Being a “Data Something or Other” seems to be the new thing. These are the neophytes that can often be really smart but uninhibited by experience. I have been away for five years in academia and, unsurprisingly, little has changed. This article is a discussion piece, not about the management of data in an organisation, a topic far beyond my expertise. Instead, it is around the interpretation of data.
Having worked in the IT and consulting space from the early 90’s I can reflect on some of the trends that were – in the breathy and slightly conspitratorial tones used by the advocates, as if they were sharing the code to Fort Knox with you and you alone – a ‘new paradigm’. Some of the many terms I recall are: Dotcom Boom, Knowledge Management, CRM, eBusiness, eCRM, ERP, Web 2.0, Network Computing, Distributed Computing, Big Data and the like. The challenges in business remain the same. The ever delicate balance of growing profit whilst increasing operational efficiency.

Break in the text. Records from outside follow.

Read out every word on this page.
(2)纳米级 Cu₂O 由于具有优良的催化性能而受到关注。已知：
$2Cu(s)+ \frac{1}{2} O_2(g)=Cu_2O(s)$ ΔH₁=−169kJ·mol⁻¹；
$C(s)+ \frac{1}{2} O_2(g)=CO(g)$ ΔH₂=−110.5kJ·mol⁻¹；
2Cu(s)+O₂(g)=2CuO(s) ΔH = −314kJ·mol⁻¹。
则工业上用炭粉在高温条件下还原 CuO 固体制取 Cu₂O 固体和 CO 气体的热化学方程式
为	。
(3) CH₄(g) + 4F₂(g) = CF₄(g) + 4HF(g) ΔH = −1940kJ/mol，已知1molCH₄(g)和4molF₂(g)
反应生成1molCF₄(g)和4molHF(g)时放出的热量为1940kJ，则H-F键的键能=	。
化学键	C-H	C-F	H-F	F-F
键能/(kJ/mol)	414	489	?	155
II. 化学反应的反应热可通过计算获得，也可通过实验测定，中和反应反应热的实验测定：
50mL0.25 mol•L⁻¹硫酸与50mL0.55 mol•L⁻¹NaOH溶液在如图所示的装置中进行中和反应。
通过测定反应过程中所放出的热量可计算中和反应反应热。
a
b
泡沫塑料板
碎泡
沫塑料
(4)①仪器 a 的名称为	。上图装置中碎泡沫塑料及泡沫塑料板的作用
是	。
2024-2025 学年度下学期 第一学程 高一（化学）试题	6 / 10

It is a truism to say that everything changes but everything stays the same. Moore’s Law ensures that the power of computers and what we can do with them remains incredible, frightening to some and ever changing. Take data: this is a gnarly topic indeed. Data this, data that, chop it, model it, torture it, misuse it and then base critical choices on it. Critical choices that can make you or cost you money.
The key thing to remember is this:
Data science is not the arbiter of truth. We need to translate it in a much broader societal context, and when we do so, we start to understand that data only helps you take a problem apart and understand its pieces.

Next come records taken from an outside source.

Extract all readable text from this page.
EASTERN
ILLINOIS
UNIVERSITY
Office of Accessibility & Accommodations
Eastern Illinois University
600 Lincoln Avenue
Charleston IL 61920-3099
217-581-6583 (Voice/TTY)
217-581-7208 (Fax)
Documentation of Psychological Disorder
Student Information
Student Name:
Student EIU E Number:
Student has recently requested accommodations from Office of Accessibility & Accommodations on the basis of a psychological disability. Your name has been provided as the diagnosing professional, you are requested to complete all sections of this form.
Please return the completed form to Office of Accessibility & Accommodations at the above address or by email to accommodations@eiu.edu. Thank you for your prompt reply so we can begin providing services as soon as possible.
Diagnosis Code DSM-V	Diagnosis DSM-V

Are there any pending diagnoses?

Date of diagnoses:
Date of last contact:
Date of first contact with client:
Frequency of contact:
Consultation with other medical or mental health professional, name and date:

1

It is not suited to put them back together again. The tool needed for that is the brain.
I think of data as the digital exhaust (Hristova et al) of something – a company, a market, a society. It was always there but only relatively recently have we managed to combine capture and analysis with such powerful computing abilities. We are like kids with a new toy, and many people seem to be seduced by the clever tech. Yes, it is really cool. It isn’t the new reality though. It is a new way of putting a lens to the existing reality.
With a knowledge of what has happened, we want to know what will happen. Predicting the future IS indeed the Holy Grail, I get it! Whilst future prediction works well for closed systems, it isn’t so great when you put people into the mix. Understanding the people element is crucial. Tricia Wang talks eloquently about the human insights that are missing from Big Data. In fact, there are many excellent TED talks on data.

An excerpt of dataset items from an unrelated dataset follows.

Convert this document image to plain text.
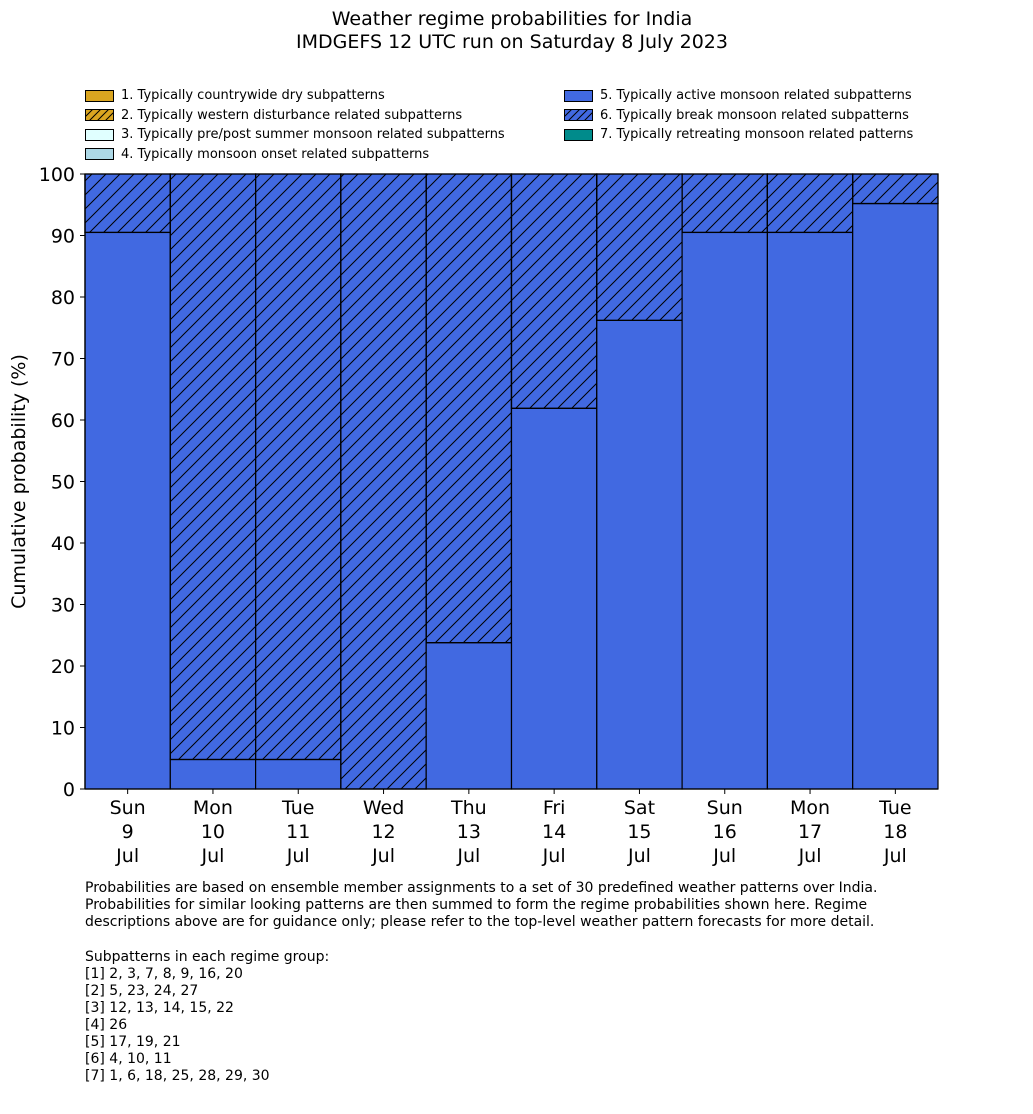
Weather regime probabilities for India
IMDGEFS 12 UTC run on Saturday 8 July 2023
1. Typically countrywide dry subpatterns
2. Typically western disturbance related subpatterns
3. Typically pre/post summer monsoon related subpatterns
4. Typically monsoon onset related subpatterns
5. Typically active monsoon related subpatterns
6. Typically break monsoon related subpatterns
7. Typically retreating monsoon related patterns
Sun
9
Jul
Mon
10
Jul
Tue
11
Jul
Wed
12
Jul
Thu
13
Jul
Fri
14
Jul
Sat
15
Jul
Sun
16
Jul
Mon
17
Jul
Tue
18
Jul
0
10
20
30
40
50
60
70
80
90
100
Cumulative probability (%)

Probabilities are based on ensemble member assignments to a set of 30 predefined weather patterns over India.

Probabilities for similar looking patterns are then summed to form the regime probabilities shown here. Regime

descriptions above are for guidance only; please refer to the top-level weather pattern forecasts for more detail.

Subpatterns in each regime group:
[1] 2, 3, 7, 8, 9, 16, 20
[2] 5, 23, 24, 27
[3] 12, 13, 14, 15, 22
[4] 26
[5] 17, 19, 21
[6] 4, 10, 11
[7] 1, 6, 18, 25, 28, 29, 30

What troubles me is that they all tend to be siloed, or from a single perspective. Ethnographers look at everything through the lens of their ethnographic training. In commerce the same holds true for economists or psychologists. With the rare exceptions, academia is the same. Practioners in a single discipline view everything through the very particular lens of their area of expertise. I have experienced experts ‘pooh-pooh’ any sort of inter-disciplinary approach, mostly because it would mean them stepping out of their narrow, but very knowledge-rich, comfort zones.
I was incredibly fortunate to have two professors as supervisors, for my undergrad and postgrad work, twho didn’t start their academic life in the fields they ended up specialising in. That meant that they brought an incredible richness and diversity to their advice. Consequently I looked at the tasks I had through a much wider variety of lenses as I do to this day.
Data needs contexualising. That richness, indeed ‘thickness’ that Wang refers to is crucial. Understanding how and why people behave the way they do should not just be determined by a psychologist or ethnographer alone, as all issues are seen as psychological or ethnographic one. It is natural, it is what they are good at. Having a historical, sociological and political perspective can only serve to make your analysis richer and thicker still.
‘The numbers’ are presented as the irrefutable everything, but how they are arrived at, not so much. How the data is collected is absolutely crucial. The process of research that generates the data is so often skipped over, because it is a very hard thing to do well. Without sound research methodology, all the rest of the output falls apart as it simply isn’t reliable.
Qualitative, quantative, question style, face to face, postal, Internet, the recruiting pool, the profile of the respondents (age, gender, ethnicity, sexuality, religion, income etc), the time period over which the research was conducted, the sample size, significance, P values, Spearman’s Rho, dummy variables, independent and dependant variables, the dropouts, researcher bias/influence, the question design or was it merely observations by the researcher, consent, original intent of the research, transparency, analysis methods, software use, hypotheses, null hypothesis, incentives, the original data set, and repeatability and and and…
That is just the start of the researcher’s lot, but it ought to give you clues as to just how much data can be misinterpreted, misconstrued, misreported and misleadingly presented in the hands of non-experts.
If you are relying on the use of data to back up your experience, judgement and a willingness to take risks (as I am sure Apple did when it launched its first iPhone) then you may want to consider that data is more nuanced than many imagine.
If you want to get the most from your data and make the best decisions, you need a lot of different people with different skills, or you need fewer people with a wider range of skills. However, there are not that many arch-generalists out there with specialist knowledge and experience. When you are deciding what to do with the latest bit of insight you have been presented with, you’d be well advised to seek them out.